Je le fouille et trouve les clés de mes menottes. Je libère mes poignets le plus rapidement possible et jette au loin les courroies en cuir, le sable mouvant du désert les recouvrira bientôt. Je me tiens à l’écart de la lumière des lanternes, je me fie au bruit des nox , ils constituent ma seule chance de m’échapper. J’ouvre facilement l’enclos de fortune, me dirige vers l’animal le plus à l’écart et trouve un seau rempli d’eau. Je me fiche que le nox ait bu dedans. J’ai quasiment pas bu depuis le début de ma captivité. Je me laisse tomber sur mon genou valide, je prends l’eau dans mes mains et bois. Ma soif étanchée, je me lève et tire l’animal par sa longe. Je défais la corde qui ferme l’enclos et attire le nox à l’extérieur. Je m’éloigne suffisamment du campement afin qu’aucun grognement ou signe de protestation de l’animal n’alerte mes ennemis, et me hisse sur son dos.
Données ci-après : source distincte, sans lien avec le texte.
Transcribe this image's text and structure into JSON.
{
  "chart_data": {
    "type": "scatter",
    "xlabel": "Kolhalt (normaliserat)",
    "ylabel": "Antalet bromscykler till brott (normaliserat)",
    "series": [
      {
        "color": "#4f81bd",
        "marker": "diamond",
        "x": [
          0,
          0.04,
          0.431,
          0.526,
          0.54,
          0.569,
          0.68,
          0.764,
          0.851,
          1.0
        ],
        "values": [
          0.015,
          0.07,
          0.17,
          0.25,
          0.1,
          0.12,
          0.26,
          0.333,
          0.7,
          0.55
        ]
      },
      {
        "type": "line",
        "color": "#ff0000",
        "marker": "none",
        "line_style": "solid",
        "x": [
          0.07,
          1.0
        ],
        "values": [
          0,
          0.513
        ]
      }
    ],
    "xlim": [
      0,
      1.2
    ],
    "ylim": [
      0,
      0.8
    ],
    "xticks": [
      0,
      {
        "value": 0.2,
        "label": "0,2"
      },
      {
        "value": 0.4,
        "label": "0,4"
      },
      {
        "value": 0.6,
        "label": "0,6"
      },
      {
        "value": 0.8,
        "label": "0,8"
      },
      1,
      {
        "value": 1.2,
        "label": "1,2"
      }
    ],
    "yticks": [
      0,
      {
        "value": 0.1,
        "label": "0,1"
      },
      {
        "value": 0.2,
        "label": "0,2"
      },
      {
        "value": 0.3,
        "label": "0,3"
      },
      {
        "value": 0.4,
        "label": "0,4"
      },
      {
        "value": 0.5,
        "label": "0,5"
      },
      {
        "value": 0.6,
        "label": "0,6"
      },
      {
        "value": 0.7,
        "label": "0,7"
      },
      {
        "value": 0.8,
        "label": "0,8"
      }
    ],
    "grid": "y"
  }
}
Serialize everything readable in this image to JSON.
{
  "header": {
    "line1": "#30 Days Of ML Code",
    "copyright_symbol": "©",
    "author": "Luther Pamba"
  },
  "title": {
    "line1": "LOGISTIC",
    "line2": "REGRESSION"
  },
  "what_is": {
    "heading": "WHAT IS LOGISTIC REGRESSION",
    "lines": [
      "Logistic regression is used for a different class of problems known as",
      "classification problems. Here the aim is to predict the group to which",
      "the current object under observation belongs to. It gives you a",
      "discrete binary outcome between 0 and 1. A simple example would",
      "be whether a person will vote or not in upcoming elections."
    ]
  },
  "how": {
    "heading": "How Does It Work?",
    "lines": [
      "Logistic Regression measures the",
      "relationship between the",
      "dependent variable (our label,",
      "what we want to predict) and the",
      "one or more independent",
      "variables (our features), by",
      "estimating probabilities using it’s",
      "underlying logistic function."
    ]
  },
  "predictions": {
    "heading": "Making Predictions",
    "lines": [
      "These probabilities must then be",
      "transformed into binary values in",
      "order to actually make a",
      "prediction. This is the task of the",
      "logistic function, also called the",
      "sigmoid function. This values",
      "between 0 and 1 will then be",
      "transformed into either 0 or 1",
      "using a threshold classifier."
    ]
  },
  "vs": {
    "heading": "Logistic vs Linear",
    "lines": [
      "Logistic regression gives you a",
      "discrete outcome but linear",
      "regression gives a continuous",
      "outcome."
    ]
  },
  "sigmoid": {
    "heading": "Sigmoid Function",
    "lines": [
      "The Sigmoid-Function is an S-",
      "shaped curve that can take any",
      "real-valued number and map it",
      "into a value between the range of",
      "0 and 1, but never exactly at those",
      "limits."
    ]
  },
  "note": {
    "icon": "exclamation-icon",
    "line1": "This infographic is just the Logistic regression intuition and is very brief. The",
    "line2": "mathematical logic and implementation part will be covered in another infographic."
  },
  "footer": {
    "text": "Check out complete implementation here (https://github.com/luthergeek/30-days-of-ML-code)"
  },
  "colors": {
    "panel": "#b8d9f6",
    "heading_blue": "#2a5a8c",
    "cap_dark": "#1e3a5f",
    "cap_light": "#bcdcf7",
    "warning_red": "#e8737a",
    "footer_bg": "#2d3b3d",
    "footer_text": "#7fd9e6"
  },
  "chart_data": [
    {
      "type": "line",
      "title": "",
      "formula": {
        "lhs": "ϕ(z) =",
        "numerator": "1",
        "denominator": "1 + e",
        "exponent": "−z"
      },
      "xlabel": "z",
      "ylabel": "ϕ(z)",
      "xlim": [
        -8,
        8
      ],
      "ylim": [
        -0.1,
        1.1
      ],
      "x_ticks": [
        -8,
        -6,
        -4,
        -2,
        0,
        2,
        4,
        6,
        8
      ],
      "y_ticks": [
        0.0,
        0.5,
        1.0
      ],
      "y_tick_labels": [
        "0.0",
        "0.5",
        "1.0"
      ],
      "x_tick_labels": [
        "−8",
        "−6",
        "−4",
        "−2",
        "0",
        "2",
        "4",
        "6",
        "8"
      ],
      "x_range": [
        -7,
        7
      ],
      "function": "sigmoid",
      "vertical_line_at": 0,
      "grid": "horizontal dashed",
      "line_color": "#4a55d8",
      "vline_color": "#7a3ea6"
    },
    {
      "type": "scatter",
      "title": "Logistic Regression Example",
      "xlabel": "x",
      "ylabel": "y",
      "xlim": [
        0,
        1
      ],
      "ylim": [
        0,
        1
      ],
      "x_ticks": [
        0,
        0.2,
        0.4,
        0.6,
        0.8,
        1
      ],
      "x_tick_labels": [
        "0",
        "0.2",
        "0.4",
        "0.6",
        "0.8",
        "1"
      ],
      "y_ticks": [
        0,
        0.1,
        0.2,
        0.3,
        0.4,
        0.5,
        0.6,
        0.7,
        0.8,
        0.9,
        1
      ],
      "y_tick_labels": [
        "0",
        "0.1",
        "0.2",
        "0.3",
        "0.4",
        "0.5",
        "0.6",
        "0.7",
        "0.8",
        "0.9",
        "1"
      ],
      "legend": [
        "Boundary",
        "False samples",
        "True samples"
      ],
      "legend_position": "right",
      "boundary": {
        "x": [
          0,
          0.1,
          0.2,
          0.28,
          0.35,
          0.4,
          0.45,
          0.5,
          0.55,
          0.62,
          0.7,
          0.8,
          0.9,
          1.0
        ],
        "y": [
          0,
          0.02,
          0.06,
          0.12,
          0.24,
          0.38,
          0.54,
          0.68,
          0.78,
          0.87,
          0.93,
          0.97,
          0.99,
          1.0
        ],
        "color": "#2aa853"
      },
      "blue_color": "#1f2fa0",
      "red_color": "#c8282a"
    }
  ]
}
La douleur me coupe le souffle et attise mes blessures. J’ai le genou en vrac, une entorse probablement. Un doigt cassé. Des commotions. Plusieurs côtes cassées. Ils ont lacéré mes cuisses au couteau, mon dos porte les marques du fouet. Je suis brûlant de fièvre, sûrement un poison Drover ou une infection, je n’en sais rien. Des couleurs bougent devant mes yeux et se détachent sur la noirceur de la nuit du désert, l’animal avance en ondulant sous mes jambes. Je plante les talons dans les flancs poilus de l’animal et lutte pour rester conscient, le gentil géant progresse à pas lents en plein désert.